У одного негра курчавые волосы седы на висках, левого уха нет у него, в нижней челюсти не видно зубов; другой – широконосый гигант, с добрым, круглым лицом и наивными глазами ребенка; третий – юноша, гибкий, как зверь, полуголый и блестящий на солнце, – высветленное трением железо. Лицо у него умное, почти арийски правильное, губы не толсты, круглые, как вишни, глаза красиво задумчивы, – глаза влюбленной женщины. Он слушает с напряжением особенно сильным, – весь потянулся вперед, точно хочет прыгнуть на оратора, а тот, резким жестом руки отталкивая что-то прочь от себя, кричит с гордостью:

– Для нас нет еврея, негра, турка, китайца: рабочие всей земли – братья!

Старый негр, утвердительно качнув головой, говорит своим по-английски:

– Для него – нет цветных, это правда!

– Ты знаешь меня пятнадцать лет!

– О да! – сдвинув ударом ладони белый колпак на обезображенное ухо, внушительно кричит негр, тоже почему-то горячась: схватил черною рукой стакан вина, поднял высоко и, указывая на него пальцем, продолжает:

– Слушать его, как пить это вино, – хорошо! Он – всегда – он! Он… везде говорит одно это: все люди, – люди цветные – тоже люди! Теперь, в морях, говорят это больше, чем прежде, – я знаю! Он очень много так говорил, так делал, за ним – еще один, два, и – стало много хороших людей, о, я, старый, очень знаю. Когда белый говорит о Христе – уйди прочь, когда он говорит о социализме – слушай! Тут – правда! Я – видел жизнь…

Молодой негр привстал, серьезный и важный, протянул матросу свой стакан и юношески чистым голосом сказал по-французски:

– Это хорошо знать мне. Будем пить за то, чтоб все так жили, как вы хотите, я и все хорошие люди, – хорошо, да?

И гигант тоже протянул белому длинную руку со стаканом, утонувшим в черной ладони; он хохочет, оскалив огромные зубы гориллы до ушей, похожих на звенья якорной цепи, хохочет и орет по-итальянски:

– Пить – много!

А повар, подняв стакан свой еще выше, как бы грозя кому-то, продолжает:

– Это – социализм! Он – везде: на Гаити, в Глазгоу, Буэнос-Айресе – везде! Как это солнце…

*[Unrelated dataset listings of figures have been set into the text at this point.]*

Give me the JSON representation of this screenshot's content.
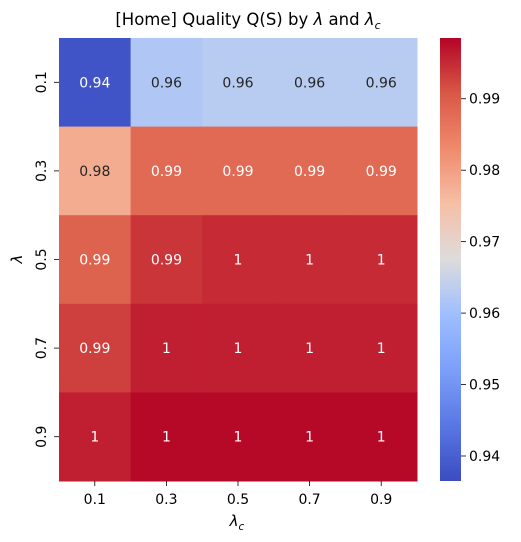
{
  "chart_data": {
    "type": "heatmap",
    "title_main": "[Home] Quality Q(S) by ",
    "title_sym1": "λ",
    "title_and": " and ",
    "title_sym2": "λ",
    "title_sym2_sub": "c",
    "xlabel": "λ",
    "xlabel_sub": "c",
    "ylabel": "λ",
    "x_categories": [
      "0.1",
      "0.3",
      "0.5",
      "0.7",
      "0.9"
    ],
    "y_categories": [
      "0.1",
      "0.3",
      "0.5",
      "0.7",
      "0.9"
    ],
    "values": [
      [
        0.938,
        0.962,
        0.963,
        0.963,
        0.963
      ],
      [
        0.978,
        0.988,
        0.988,
        0.988,
        0.988
      ],
      [
        0.989,
        0.994,
        0.995,
        0.995,
        0.995
      ],
      [
        0.993,
        0.996,
        0.996,
        0.996,
        0.996
      ],
      [
        0.996,
        0.998,
        0.998,
        0.998,
        0.998
      ]
    ],
    "labels": [
      [
        "0.94",
        "0.96",
        "0.96",
        "0.96",
        "0.96"
      ],
      [
        "0.98",
        "0.99",
        "0.99",
        "0.99",
        "0.99"
      ],
      [
        "0.99",
        "0.99",
        "1",
        "1",
        "1"
      ],
      [
        "0.99",
        "1",
        "1",
        "1",
        "1"
      ],
      [
        "1",
        "1",
        "1",
        "1",
        "1"
      ]
    ],
    "vmin": 0.9365,
    "vmax": 0.9985,
    "colormap": "coolwarm",
    "colorbar_ticks": [
      "0.94",
      "0.95",
      "0.96",
      "0.97",
      "0.98",
      "0.99"
    ],
    "colorbar_tick_values": [
      0.94,
      0.95,
      0.96,
      0.97,
      0.98,
      0.99
    ]
  }
}
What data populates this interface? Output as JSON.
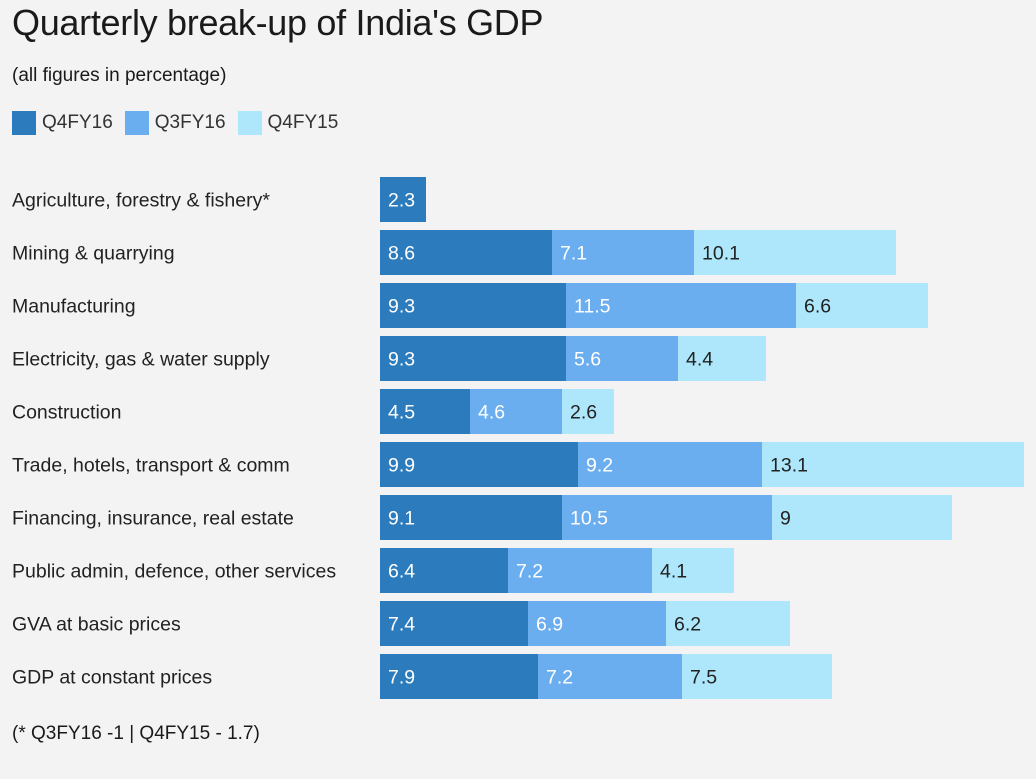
{
  "title": "Quarterly break-up of India's GDP",
  "subtitle": "(all figures in percentage)",
  "footnote": "(* Q3FY16 -1 | Q4FY15 - 1.7)",
  "colors": {
    "q4fy16": "#2b7bbd",
    "q3fy16": "#6aaef0",
    "q4fy15": "#aee7fb"
  },
  "chart_data": {
    "type": "bar",
    "orientation": "horizontal",
    "stacked": true,
    "categories": [
      "Agriculture, forestry & fishery*",
      "Mining & quarrying",
      "Manufacturing",
      "Electricity, gas & water supply",
      "Construction",
      "Trade, hotels, transport & comm",
      "Financing, insurance, real estate",
      "Public admin, defence, other services",
      "GVA at basic prices",
      "GDP at constant prices"
    ],
    "series": [
      {
        "name": "Q4FY16",
        "values": [
          2.3,
          8.6,
          9.3,
          9.3,
          4.5,
          9.9,
          9.1,
          6.4,
          7.4,
          7.9
        ],
        "labels": [
          "2.3",
          "8.6",
          "9.3",
          "9.3",
          "4.5",
          "9.9",
          "9.1",
          "6.4",
          "7.4",
          "7.9"
        ]
      },
      {
        "name": "Q3FY16",
        "values": [
          null,
          7.1,
          11.5,
          5.6,
          4.6,
          9.2,
          10.5,
          7.2,
          6.9,
          7.2
        ],
        "labels": [
          "",
          "7.1",
          "11.5",
          "5.6",
          "4.6",
          "9.2",
          "10.5",
          "7.2",
          "6.9",
          "7.2"
        ]
      },
      {
        "name": "Q4FY15",
        "values": [
          null,
          10.1,
          6.6,
          4.4,
          2.6,
          13.1,
          9,
          4.1,
          6.2,
          7.5
        ],
        "labels": [
          "",
          "10.1",
          "6.6",
          "4.4",
          "2.6",
          "13.1",
          "9",
          "4.1",
          "6.2",
          "7.5"
        ]
      }
    ],
    "legend_position": "top-left",
    "grid": false
  }
}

И все четверо смеются: громче всех итальянец, за ним, густо рыча, – большой негр, гоноша даже закрыл глаза и запрокинул голову, а старик-повар, смеясь негромко и визгливо, кричит:

– Везде! Да! Я – знаю!


С поля в город тихо входит ночь в бархатных одеждах, город встречает ее золотыми огнями; две женщины и юноша идут в поле, тоже как бы встречая ночь; вслед им мягко стелется шум жизни, утомленной трудами дня.

Тихо шаркают три пары ног по темным плитам древней дороги, мощенной разноплеменными рабами Рима; в теплой тишине ласково и убедительно звучит голос женщины:

– Не будь суров с людьми…

– Разве ты, мама, замечала за мной это? – вдумчиво спрашивает юноша.

– Ты слишком горячо споришь…

– Горячо люблю мою правду…

С левой руки юноши идет девушка, щелкая по камню деревянными башмаками, закинув, точно слепая, голову в небо, – там горит большая вечерняя звезда, а ниже ее – красноватая полоса зари, и два тополя врезались в красное, как незажженные факелы.